Sunday’s Super Bowl XLVI clash will reflect another great rivalry – between Wall Street’s sell-side banks and the buy-side investors of Boston’s mutual fund industry. The New England Patriots will be seeking retribution for a loss to the New York Giants in the same season finale just four years ago. The bragging rights this year could help the two groups of financiers decide, Gordon Gekko style, whose form of greed prevails.

New York’s finance industry, of course, bleeds Giants blue (with occasional streaks of Jets green), while the Patriots share a home with mutual fund firms including behemoths like Fidelity and Putnam Investments.

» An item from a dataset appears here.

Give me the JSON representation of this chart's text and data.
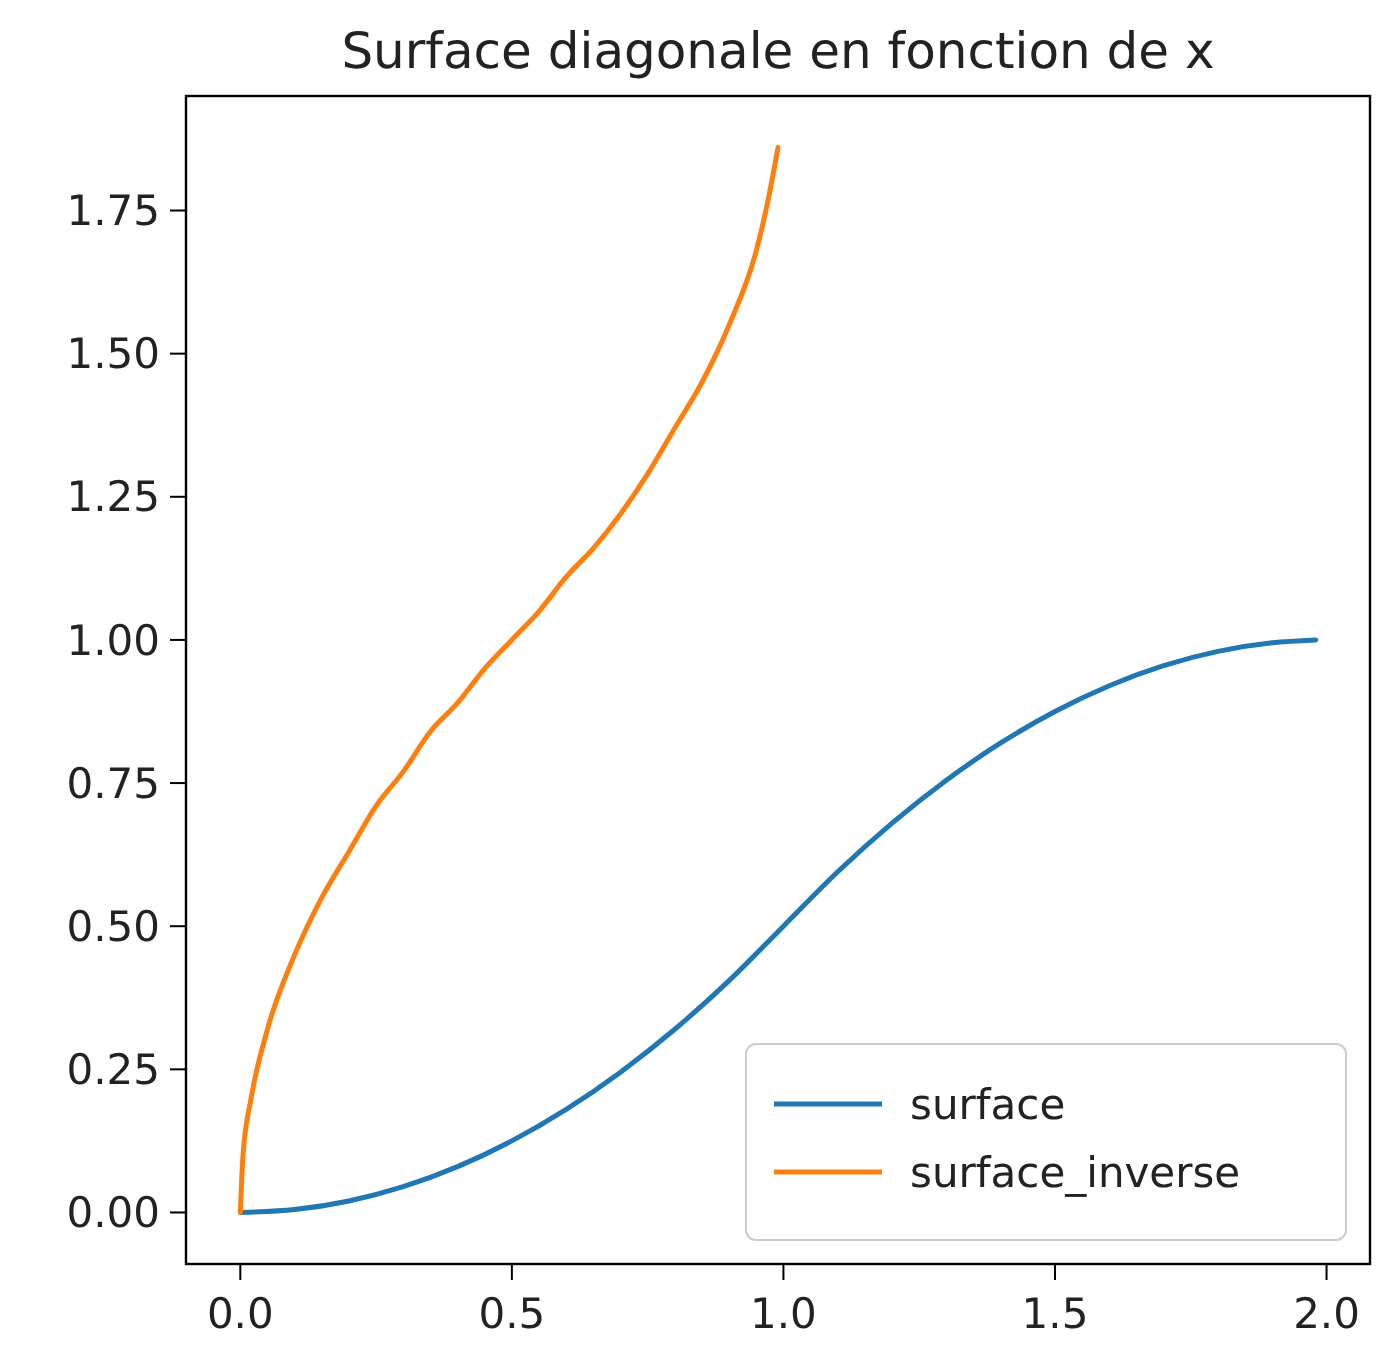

But neither camp has much to crow about.

The banks and brokers sprinkled across Manhattan have had a terrible run, despite the Facebook initial public offering windfall that just dropped in their laps. Smaller shops like Kaufman Brothers and Ticonderoga Securities are shutting their doors. Layoffs are rampant and bonuses shrunken. The likes of Goldman Sachs and Morgan Stanley, among the leading purveyors of stocks, are trading below their book values.

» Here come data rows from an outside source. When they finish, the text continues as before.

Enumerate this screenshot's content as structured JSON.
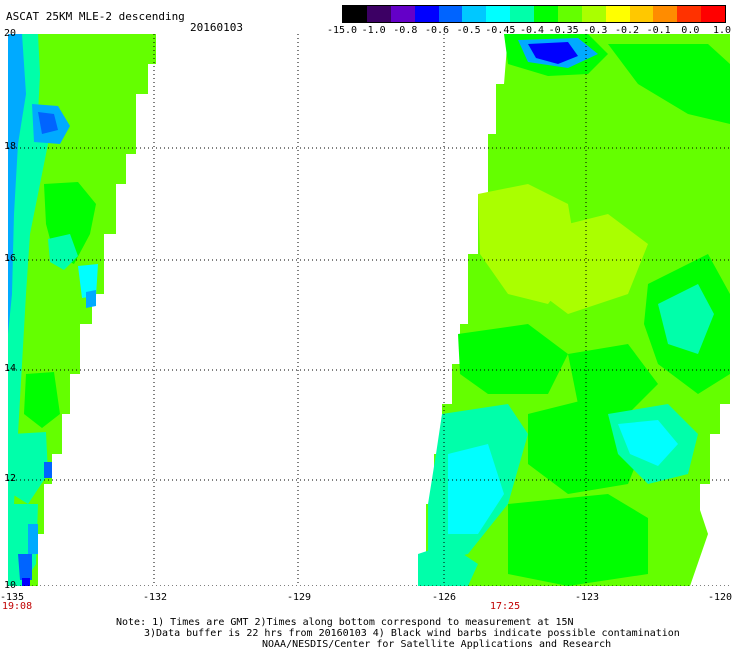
{
  "header": {
    "title": "ASCAT 25KM MLE-2 descending",
    "date": "20160103"
  },
  "colorbar": {
    "labels": [
      "-15.0",
      "-1.0",
      "-0.8",
      "-0.6",
      "-0.5",
      "-0.45",
      "-0.4",
      "-0.35",
      "-0.3",
      "-0.2",
      "-0.1",
      "0.0",
      "1.0"
    ],
    "colors": [
      "#000000",
      "#3c0064",
      "#6400c8",
      "#0000ff",
      "#0064ff",
      "#00c8ff",
      "#00ffff",
      "#00ffaa",
      "#00ff00",
      "#64ff00",
      "#aaff00",
      "#ffff00",
      "#ffc800",
      "#ff8c00",
      "#ff3200",
      "#ff0000"
    ]
  },
  "axes": {
    "lat_labels": [
      "20",
      "18",
      "16",
      "14",
      "12",
      "10"
    ],
    "lon_labels": [
      "-135",
      "-132",
      "-129",
      "-126",
      "-123",
      "-120"
    ]
  },
  "times": {
    "left": "19:08",
    "right": "17:25"
  },
  "notes": {
    "line1": "Note: 1) Times are GMT 2)Times along bottom correspond to measurement at 15N",
    "line2": "3)Data buffer is 22 hrs from 20160103 4) Black wind barbs indicate possible contamination",
    "line3": "NOAA/NESDIS/Center for Satellite Applications and Research"
  },
  "palette": {
    "blue": "#0000ff",
    "deep_blue": "#0032ff",
    "sky": "#00aaff",
    "cyan": "#00ffff",
    "aqua": "#00ffc8",
    "green": "#00ff00",
    "lime": "#64ff00",
    "yellowgreen": "#aaff00"
  }
}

Listed buy-side investment firms may not be so out of favor, but over the last five years their collective shares are still down 30 percent. With stocks still fighting to recover their pre-crisis highs, investors have understandably lost some faith in portfolio managers. Fidelity’s flagship Magellan Fund has shrunk to $15 billion of assets under management from over $100 billion at the turn of the century.

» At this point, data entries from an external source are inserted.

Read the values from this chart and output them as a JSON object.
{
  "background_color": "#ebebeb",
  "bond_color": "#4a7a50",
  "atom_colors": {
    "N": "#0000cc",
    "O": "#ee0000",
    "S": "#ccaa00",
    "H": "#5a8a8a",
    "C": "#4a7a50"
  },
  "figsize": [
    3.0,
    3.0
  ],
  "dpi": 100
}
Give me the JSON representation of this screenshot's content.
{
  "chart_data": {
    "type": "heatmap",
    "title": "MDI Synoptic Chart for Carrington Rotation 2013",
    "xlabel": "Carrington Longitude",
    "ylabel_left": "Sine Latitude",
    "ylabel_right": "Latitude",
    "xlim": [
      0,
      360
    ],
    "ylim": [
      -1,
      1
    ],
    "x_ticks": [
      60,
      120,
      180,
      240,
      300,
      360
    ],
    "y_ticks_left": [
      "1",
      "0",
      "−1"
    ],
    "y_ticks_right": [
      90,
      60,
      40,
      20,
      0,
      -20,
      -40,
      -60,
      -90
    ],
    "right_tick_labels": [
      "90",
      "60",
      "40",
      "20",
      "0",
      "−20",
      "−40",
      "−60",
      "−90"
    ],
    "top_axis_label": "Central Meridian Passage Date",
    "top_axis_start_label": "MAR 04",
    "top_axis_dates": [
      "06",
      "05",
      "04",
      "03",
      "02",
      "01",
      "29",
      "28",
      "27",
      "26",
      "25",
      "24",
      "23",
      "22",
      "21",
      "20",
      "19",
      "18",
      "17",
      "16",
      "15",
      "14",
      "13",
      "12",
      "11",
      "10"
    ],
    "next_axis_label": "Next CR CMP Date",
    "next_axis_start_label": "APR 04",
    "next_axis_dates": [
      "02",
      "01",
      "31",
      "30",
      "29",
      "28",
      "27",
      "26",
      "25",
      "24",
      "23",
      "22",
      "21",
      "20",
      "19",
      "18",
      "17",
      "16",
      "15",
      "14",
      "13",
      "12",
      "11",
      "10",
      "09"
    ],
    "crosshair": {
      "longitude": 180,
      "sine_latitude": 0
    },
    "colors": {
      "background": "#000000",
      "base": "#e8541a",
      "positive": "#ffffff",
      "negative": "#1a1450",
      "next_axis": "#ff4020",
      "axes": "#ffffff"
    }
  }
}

The circumstances take the fun out of jaw-boning over which side of the Street has the better paycheck-lifestyle balance. That means they’ll need to live more than usually vicariously through their football heroes. And the sporting stakes are high. New York teams have claimed seven major U.S. crowns, including five by the baseball Yankees and one by the Giants, over the last 20 years. Boston’s squads boast an equal number – three by the Patriots.

Absent much to cheer about in their own businesses, the buy-side and sell-side may just let their score be settled far away from their trading desks – on the gridiron in Indianapolis.